I have a file that I would like to read in then do the following:
- Read in each line and remove any duplicate text with tags
- Sort the file so all tag IDs are in sequential order
- Save the results to a different file name.

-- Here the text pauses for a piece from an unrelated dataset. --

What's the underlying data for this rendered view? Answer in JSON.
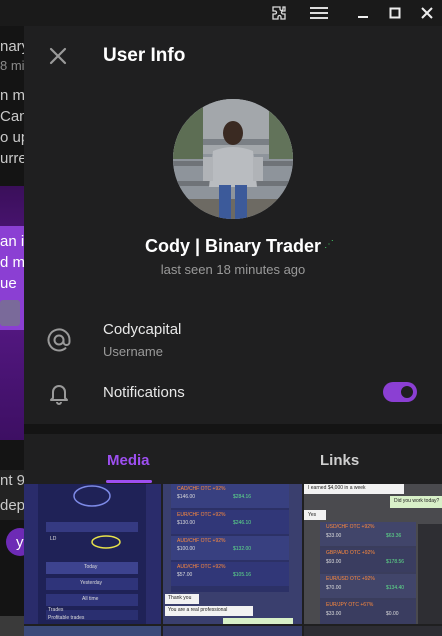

Can this be done easily? If so, how? I'm really a newbie at this
stuff. Any help would be greatly appreciated.
Ed
Below is a sample of my input file and what I want the output file to
look like.
Input:
<tag id=1>Data 1</tag>
<tag id=2>Data 2</tag>
<tag id=3>Data 3</tag>
<tag id=4>Data 4</tag>
<tag id=2>Data 2</tag>
<tag id=5>Data 5</tag>
<tag id=13>Data 13</tag>
<tag id=6>Data 6</tag>
<tag id=7>Data 7</tag>
<tag id=8>Data 8</tag>
<tag id=9>Data 9</tag>
<tag id=13>Data 13</tag>
<tag id=10>Data 10</tag>
<tag id=11>Data 11</tag>
<tag id=12>Data 12</tag>
<tag id=14>Data 14</tag>
<tag id=15>Data 15</tag>
<tag id=16>Data 16</tag>
<tag id=17>Data 17</tag>
Output:
<tag id=1>Data 1</tag>
<tag id=2>Data 2</tag>
<tag id=3>Data 3</tag>
<tag id=4>Data 4</tag>
<tag id=5>Data 5</tag>
<tag id=6>Data 6</tag>
<tag id=7>Data 7</tag>
<tag id=8>Data 8</tag>
<tag id=9>Data 9</tag>
<tag id=10>Data 10</tag>
<tag id=11>Data 11</tag>
<tag id=12>Data 12</tag>
<tag id=13>Data 13</tag>
<tag id=14>Data 14</tag>
<tag id=15>Data 15</tag>
<tag id=16>Data 16</tag>
<tag id=17>Data 17</tag>
Hello,
> I have a file that I would like to read in then do the following:
>
> - Read in each line and remove any duplicate text with tags
> - Sort the file so all tag IDs are in sequential order
> - Save the results to a different file name.
>
> Can this be done easily? If so, how? I'm really a newbie at this
> stuff. Any help would be greatly appreciated.
#!/usr/bin/perl
use warnings;
use strict;
my $file_in = 'somefile';
my $file_out = 'differentfile';
open my $in, '<', $file_in or die "Cannot open $file_in: $!";
open my $out, '>', $file_out or die "Cannot open $file_out: $!";
my %seen;
print $out map $_->[ 1 ],
sort { $a->[ 0 ] <=> $b->[ 0 ] }
map [ /<tag id=(\d+)>/, $_ ],
grep />([^<]+)</ && !$seen{ $1 }++,
<$in>;
__END__
John
--
use Perl;
program
fulfillment